RDFLib / rdflib

RDFLib is a Python library for working with RDF, a simple yet powerful language for representing information.
https://rdflib.readthedocs.org
BSD 3-Clause "New" or "Revised" License
2.15k stars 555 forks source link

`rdfpipe` and binding XSD prefix #2802

Open ajnelson-nist opened 3 months ago

ajnelson-nist commented 3 months ago

This post is a question on flag intent for rdfipipe --ns=.... It might also be a question about RDF-XML syntax.

I have several workflow streams that eventually flow pooled graph files into one graph file. Some of the steps use rdfpipe[^1] to concatenate some files together or just format-convert. From time to time, I experience some churn with the XSD prefix being xs: in some files and xsd: in others, and this causes the prefix to change somewhat randomly in the file at the end of the workflow when I incorporate new graph files.

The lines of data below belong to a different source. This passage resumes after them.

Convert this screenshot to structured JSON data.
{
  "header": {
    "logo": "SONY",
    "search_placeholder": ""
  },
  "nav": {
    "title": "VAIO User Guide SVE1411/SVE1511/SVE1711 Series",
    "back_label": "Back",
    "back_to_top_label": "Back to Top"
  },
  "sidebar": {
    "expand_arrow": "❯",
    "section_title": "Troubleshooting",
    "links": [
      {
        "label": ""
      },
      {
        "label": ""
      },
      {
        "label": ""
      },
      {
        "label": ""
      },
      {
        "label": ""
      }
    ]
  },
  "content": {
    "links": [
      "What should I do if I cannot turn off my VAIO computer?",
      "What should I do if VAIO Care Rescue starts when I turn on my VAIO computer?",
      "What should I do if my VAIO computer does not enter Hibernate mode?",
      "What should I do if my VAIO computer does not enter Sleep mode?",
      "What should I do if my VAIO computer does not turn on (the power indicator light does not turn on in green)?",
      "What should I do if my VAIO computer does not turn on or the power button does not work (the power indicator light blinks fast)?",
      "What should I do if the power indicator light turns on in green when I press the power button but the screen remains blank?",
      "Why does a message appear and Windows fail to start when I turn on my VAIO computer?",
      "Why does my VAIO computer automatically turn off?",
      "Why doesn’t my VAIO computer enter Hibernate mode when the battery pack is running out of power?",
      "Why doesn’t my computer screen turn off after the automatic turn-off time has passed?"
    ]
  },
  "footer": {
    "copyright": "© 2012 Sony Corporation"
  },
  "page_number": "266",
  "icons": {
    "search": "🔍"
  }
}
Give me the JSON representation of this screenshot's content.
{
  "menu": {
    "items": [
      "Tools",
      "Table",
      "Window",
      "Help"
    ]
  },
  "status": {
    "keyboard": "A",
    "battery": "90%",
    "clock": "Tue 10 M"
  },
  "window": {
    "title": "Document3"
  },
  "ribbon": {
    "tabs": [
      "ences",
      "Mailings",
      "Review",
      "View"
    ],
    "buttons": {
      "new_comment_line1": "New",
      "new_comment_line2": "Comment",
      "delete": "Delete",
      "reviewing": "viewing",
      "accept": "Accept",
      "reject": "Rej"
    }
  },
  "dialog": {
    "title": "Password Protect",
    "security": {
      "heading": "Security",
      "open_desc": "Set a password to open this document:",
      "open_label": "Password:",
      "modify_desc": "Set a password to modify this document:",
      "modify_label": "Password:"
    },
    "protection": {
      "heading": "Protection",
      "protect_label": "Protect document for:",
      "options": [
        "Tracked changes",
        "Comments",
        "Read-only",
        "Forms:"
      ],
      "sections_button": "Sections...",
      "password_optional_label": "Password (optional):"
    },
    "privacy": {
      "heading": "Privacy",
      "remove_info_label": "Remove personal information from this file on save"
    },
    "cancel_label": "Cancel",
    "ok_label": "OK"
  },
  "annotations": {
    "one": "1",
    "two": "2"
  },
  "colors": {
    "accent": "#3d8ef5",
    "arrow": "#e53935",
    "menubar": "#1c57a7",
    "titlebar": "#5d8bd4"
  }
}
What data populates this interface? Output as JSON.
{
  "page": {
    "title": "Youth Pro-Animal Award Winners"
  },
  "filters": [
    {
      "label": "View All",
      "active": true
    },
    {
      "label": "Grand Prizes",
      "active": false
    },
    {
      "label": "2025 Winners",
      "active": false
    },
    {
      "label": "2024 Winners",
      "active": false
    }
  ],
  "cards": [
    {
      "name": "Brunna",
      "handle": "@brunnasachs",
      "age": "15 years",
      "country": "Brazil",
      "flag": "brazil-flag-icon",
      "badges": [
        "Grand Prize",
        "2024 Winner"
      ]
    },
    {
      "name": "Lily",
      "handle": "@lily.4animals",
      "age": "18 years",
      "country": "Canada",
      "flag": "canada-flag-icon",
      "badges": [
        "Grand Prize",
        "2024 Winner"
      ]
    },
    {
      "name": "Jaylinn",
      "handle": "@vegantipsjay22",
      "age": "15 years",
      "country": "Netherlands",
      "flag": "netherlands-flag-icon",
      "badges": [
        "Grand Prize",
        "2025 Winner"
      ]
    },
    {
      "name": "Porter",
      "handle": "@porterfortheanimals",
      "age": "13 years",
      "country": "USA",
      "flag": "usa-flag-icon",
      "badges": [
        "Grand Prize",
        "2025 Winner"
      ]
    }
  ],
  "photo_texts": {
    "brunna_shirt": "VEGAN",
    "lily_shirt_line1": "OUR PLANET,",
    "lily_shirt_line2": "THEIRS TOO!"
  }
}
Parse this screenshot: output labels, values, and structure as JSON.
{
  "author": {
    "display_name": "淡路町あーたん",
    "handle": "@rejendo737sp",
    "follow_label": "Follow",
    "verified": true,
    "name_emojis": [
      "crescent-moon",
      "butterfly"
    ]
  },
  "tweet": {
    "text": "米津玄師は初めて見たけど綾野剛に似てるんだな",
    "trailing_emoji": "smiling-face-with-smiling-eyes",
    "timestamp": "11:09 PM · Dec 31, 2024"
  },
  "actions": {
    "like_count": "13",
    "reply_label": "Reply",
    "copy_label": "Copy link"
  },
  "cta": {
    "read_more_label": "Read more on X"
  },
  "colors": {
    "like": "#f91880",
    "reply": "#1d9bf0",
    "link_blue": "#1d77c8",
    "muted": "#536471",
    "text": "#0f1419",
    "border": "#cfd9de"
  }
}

Suppose I have an input file that defines a prefix for the XML Schema Datatypes IRI, using xsd, though nothing in the graph actually uses that prefix. The input file is as follows, and is listed here in case I am misunderstanding the role XML namespace declarations are supposed to have with prefixes.

<?xml version="1.0" encoding="UTF-8"?>

<rdf:RDF
    xmlns:ex="http://example.org/ontology/example/"
    xmlns:owl="http://www.w3.org/2002/07/owl#"
    xmlns:rdf="http://www.w3.org/1999/02/22-rdf-syntax-ns#"
    xmlns:rdfs="http://www.w3.org/2000/01/rdf-schema#"
    xmlns:xsd="http://www.w3.org/2001/XMLSchema#">

    <owl:Ontology rdf:about="http://example.org/ontology/example">
        <owl:versionIRI rdf:resource="http://example.org/ontology/example/0.0.1"/>
    </owl:Ontology>

    <owl:Class rdf:about="http://example.org/ontology/example/Object">
        <rdfs:subClassOf rdf:resource="http://www.w3.org/2002/07/owl#Thing"/>
    </owl:Class>

</rdf:RDF>

First, an RDF-XML specific question: Are XML entity declarations required in order to consider xsd: a prefix name? Apologies, I'm having some trouble finding this in the RDF specs. I've at least found RDF 1.1 XML Syntax Section 5.2.

Next, the rdfpipe question: I'm not sure how to get rdfpipe to carry that xsd prefix(?) forward, or if I should expect to be able to, if the prefix isn't used in triples.

This command applies a new namespace prefix ex1 in the generated graph, whether or not I have the xmlns:ex declaration in the XML:

rdfpipe --output-format turtle --ns='ex1=http://example.org/ontology/example/' input.xml > output.ttl

Without --ns, the xsd prefix does not get added to rdfpipe's output---which I can understand, since the prefix isn't used in any of the axioms. But, even adding an --ns for the XML Schema Datatypes IRI, the prefix doesn't get emitted in the generated Turtle graph. I see some interpretations where this is the intended behavior, but I'm wondering if this was actually intended. Should I be able to use --ns to load in as many namespaces as I want, whether or not they're in the input graph?

[^1]: Disclaimer: Participation by NIST in the creation of the documentation of mentioned software is not intended to imply a recommendation or endorsement by the National Institute of Standards and Technology, nor is it intended to imply that any specific software is necessarily the best available for the purpose.